Climate scientists have long debated whether tiny aerosol particles actually make tropical thunderclouds more powerful. The evolution of deep convective clouds directly shapes global precipitation, lightning, and climate patterns, while the tiny particles at the core of cloud droplets alter the physical mechanisms within the clouds in subtle ways. The scientific community has proposed a theoretical mechanism called "condensed aerosol convective excitation". This mechanism believes that when the water vapor inside the cloud reaches an extremely high "supersaturation" state (that is, the water vapor content in the air far exceeds the content in the normal equilibrium state), the introduction of aerosol particles will catalyze the production of a large number of additional cloud droplets, thereby accelerating condensation and releasing more latent heat, ultimately causing the updraft inside the convective cloud to sharply strengthen.
However, before this, because past aerial observations were mostly concentrated in clouds with heavy pollution and shallow warm clouds, or the sampling locations were below deep convection areas, where precipitation and cloud droplets merge very quickly, which can easily weaken the accumulation of supersaturation, so past aircraft measured data rarely captured the high level of quasi-steady-state supersaturation required to support this theory.

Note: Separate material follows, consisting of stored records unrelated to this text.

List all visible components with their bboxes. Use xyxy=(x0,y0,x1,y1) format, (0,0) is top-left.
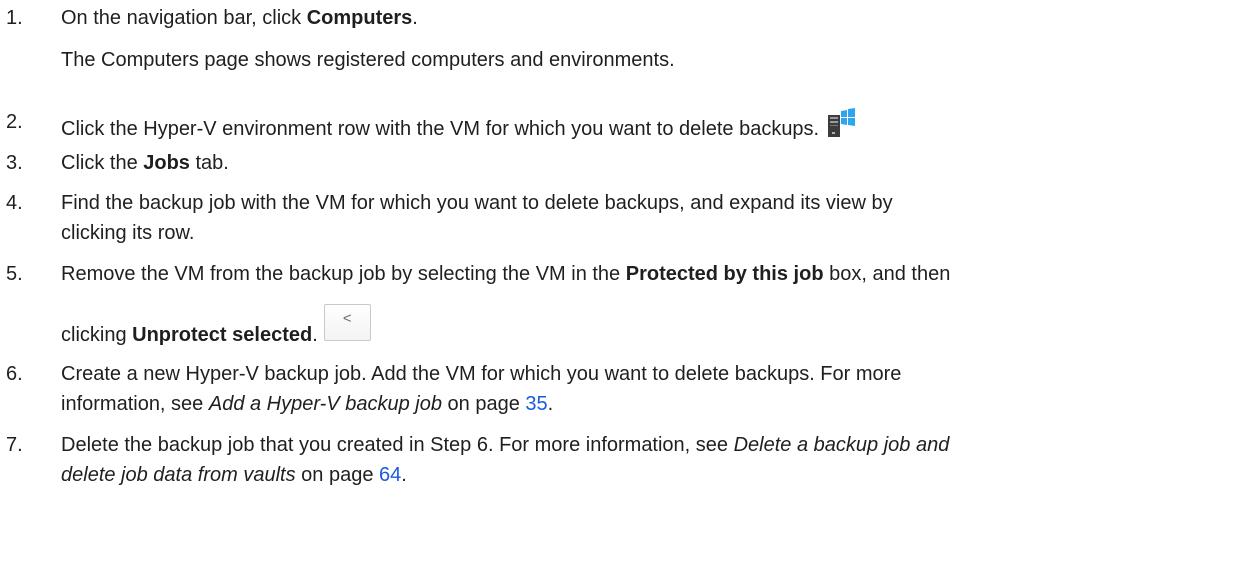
topic-reference: delete job data from vaults xyxy=(61,464,296,486)
step-number: 1. xyxy=(6,7,23,29)
step-number: 2. xyxy=(6,111,23,133)
step-text: Click the Jobs tab. xyxy=(61,152,229,174)
unprotect-selected-button: < xyxy=(323,304,371,341)
step-text-line: delete job data from vaults on page 64. xyxy=(61,464,407,486)
step-text: On the navigation bar, click Computers. xyxy=(61,7,418,29)
page-link[interactable]: 64 xyxy=(379,464,401,486)
step-result: The Computers page shows registered comp… xyxy=(61,49,675,71)
chevron-left-icon: < xyxy=(342,310,352,327)
instruction-list: 1. On the navigation bar, click Computer… xyxy=(0,0,1257,575)
step-text-line: Find the backup job with the VM for whic… xyxy=(61,192,893,214)
step-text: Click the Hyper-V environment row with t… xyxy=(61,118,820,140)
step-number: 6. xyxy=(6,363,23,385)
ui-term: Unprotect selected xyxy=(132,324,313,346)
topic-reference: Add a Hyper-V backup job xyxy=(208,393,442,415)
page-link[interactable]: 35 xyxy=(525,393,547,415)
ui-term: Computers xyxy=(306,7,413,29)
step-number: 3. xyxy=(6,152,23,174)
step-number: 7. xyxy=(6,434,23,456)
windows-server-icon xyxy=(827,108,855,137)
step-text-line: information, see Add a Hyper-V backup jo… xyxy=(61,393,554,415)
topic-reference: Delete a backup job and xyxy=(733,434,950,456)
step-text-line: clicking its row. xyxy=(61,222,195,244)
ui-term: Jobs xyxy=(143,152,190,174)
step-number: 4. xyxy=(6,192,23,214)
step-text-line: Delete the backup job that you created i… xyxy=(61,434,950,456)
step-text-line: Create a new Hyper-V backup job. Add the… xyxy=(61,363,902,385)
step-number: 5. xyxy=(6,263,23,285)
ui-term: Protected by this job xyxy=(625,263,824,285)
step-text-line: Remove the VM from the backup job by sel… xyxy=(61,263,951,285)
step-text-line: clicking Unprotect selected. < xyxy=(61,304,1246,349)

In order to solve this mystery, the research team conducted an in-depth analysis of aircraft observation data from the "Clouds, Aerosols and Monsoon Process Experiment" carried out by NASA in the Philippines and surrounding tropical oceans in 2019. They used the measured updraft velocity and cloud droplet size distribution to derive the quasi-steady state supersaturation. This innovative approach perfectly captures the dynamic balance between the rise of air producing water vapor and the condensation of water vapor into cloud droplets.
The results show that the supersaturation that can be achieved in tropical convective clouds is much higher than previously recorded by similar observations. The data shows that the calculated quasi-steady-state supersaturation climbs with increasing altitude, reaching about 10% in the area around minus 5 degrees Celsius, where the cloud layer is still dominated by supercooled water droplets. In areas with cooler temperatures, supersaturation estimates continue to rise. At the same time, another parallel independent study on the "ESCAPE" aerial observation project in the coastal areas of Texas and Louisiana also confirmed this conclusion. This study also found rare but extreme quasi-steady state supersaturation of up to 11% in deep convective updrafts. Together, these two independent studies conclusively demonstrate that extremely high levels of water vapor supersaturation do exist in the cloud environments scientists expected.

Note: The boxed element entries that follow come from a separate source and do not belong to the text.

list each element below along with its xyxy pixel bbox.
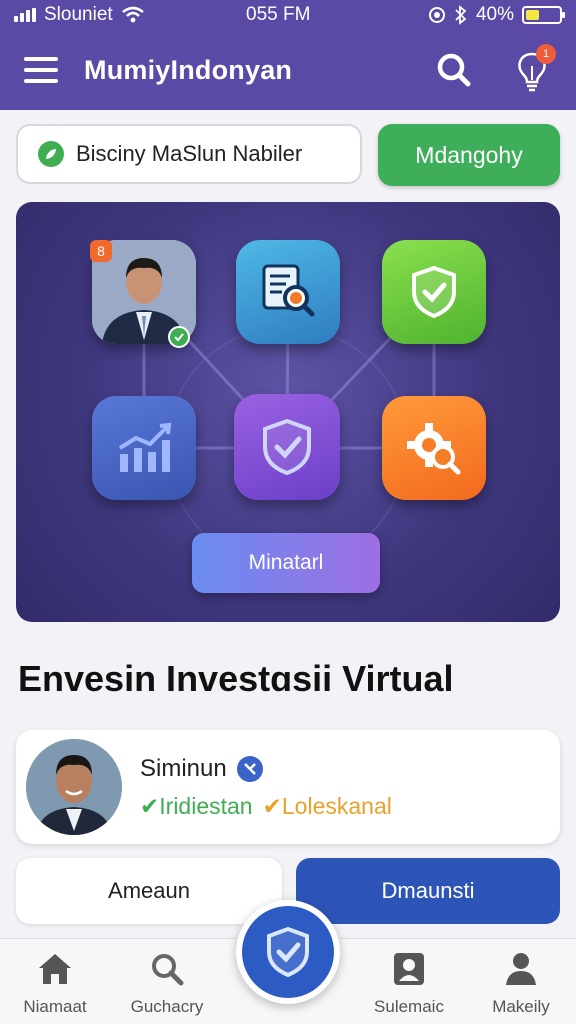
protection-center-tile[interactable] (234, 394, 340, 500)
app-title: MumiyIndonyan (84, 54, 293, 85)
carrier-label: Slouniet (44, 4, 113, 25)
person-icon (506, 953, 536, 985)
nav-label: Makeily (492, 997, 550, 1016)
clock: 055 FM (246, 4, 311, 25)
avatar (26, 739, 122, 835)
primary-action-button[interactable]: Mdangohy (378, 124, 560, 186)
bluetooth-icon (455, 5, 467, 25)
notifications-button[interactable]: 1 (512, 44, 556, 94)
verified-icon (236, 755, 263, 782)
contact-card-icon (394, 953, 424, 985)
status-bar: Slouniet 055 FM 40% (0, 0, 576, 30)
home-icon (39, 954, 71, 984)
user-name: Siminun (140, 754, 227, 782)
nav-label: Sulemaic (374, 997, 444, 1016)
nav-item-search[interactable]: Guchacry (112, 949, 222, 1017)
secondary-button[interactable]: Ameaun (16, 858, 282, 924)
nav-item-profile[interactable]: Makeily (466, 949, 576, 1017)
nav-item-contacts[interactable]: Sulemaic (354, 949, 464, 1017)
shield-check-icon (267, 926, 309, 978)
nav-label: Guchacry (130, 997, 204, 1016)
user-tag-verified: ✔Iridiestan (140, 792, 253, 819)
hero-panel: 8 Minatarl (16, 202, 560, 622)
user-photo-icon (26, 739, 122, 835)
alarm-icon (428, 7, 445, 23)
user-tag-location: ✔Loleskanal (262, 792, 392, 819)
nav-label: Niamaat (23, 997, 87, 1016)
app-bar: MumiyIndonyan 1 (0, 30, 576, 110)
nav-item-home[interactable]: Niamaat (0, 949, 110, 1017)
signal-icon (14, 8, 36, 22)
shield-fab-button[interactable] (242, 906, 334, 998)
online-check-icon (168, 326, 190, 348)
bar-chart-icon (118, 422, 172, 472)
notification-badge: 1 (536, 44, 556, 64)
center-fab (236, 900, 340, 1004)
battery-icon (522, 6, 565, 24)
search-field-value: Bisciny MaSlun Nabiler (76, 141, 303, 166)
analytics-tile[interactable] (92, 396, 196, 500)
action-row: Bisciny MaSlun Nabiler Mdangohy (16, 124, 560, 186)
security-tile[interactable] (382, 240, 486, 344)
document-search-tile[interactable] (236, 240, 340, 344)
avatar-count-badge: 8 (90, 240, 112, 262)
leaf-icon (38, 141, 64, 167)
user-card[interactable]: Siminun ✔Iridiestan ✔Loleskanal (16, 730, 560, 844)
battery-percent: 40% (475, 4, 514, 25)
search-icon (152, 954, 184, 986)
primary-button[interactable]: Dmaunsti (296, 858, 560, 924)
section-title: Envesin Investɑsii Virtual (18, 658, 454, 699)
hamburger-menu-icon[interactable] (24, 57, 58, 83)
search-field[interactable]: Bisciny MaSlun Nabiler (16, 124, 362, 184)
document-search-icon (262, 264, 315, 317)
shield-check-icon (412, 265, 456, 319)
search-icon[interactable] (434, 50, 474, 90)
gear-search-icon (407, 423, 461, 475)
shield-check-icon (263, 418, 311, 476)
hero-action-button[interactable]: Minatarl (192, 533, 380, 593)
settings-tile[interactable] (382, 396, 486, 500)
wifi-icon (121, 6, 144, 23)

The researchers noted that the most significant supersaturation tends to occur when strong updrafts are combined with low concentrations of cloud droplets. Once the cloud droplet concentration increases, the total surface area of the cloud droplets will expand, thereby reducing supersaturation through accelerated condensation, which is completely consistent with the laws of physics.
Although these observations cannot yet be directly deduced and proven that aerosols enhance these clouds, they establish an extremely critical cornerstone: the "atmospheric fuel" required for condensed aerosol excitation does exist in real tropical convective clouds. In such a high supersaturation environment, if fine or ultrafine aerosol particles are added, they will easily condense into new cloud droplets and release additional latent heat. Past studies failed to discover this mechanism mainly because they did not find the right target. If we want to truly uncover the mystery of this mechanism, future scientific exploration must focus on deep and clean ocean convective clouds, and further compare the differences between tropical convective clouds in clean and polluted environments in subsequent aviation missions, so as to ultimately improve humankind's physical understanding of the impact of aerosols on heavy rain, lightning, and global climate predictions.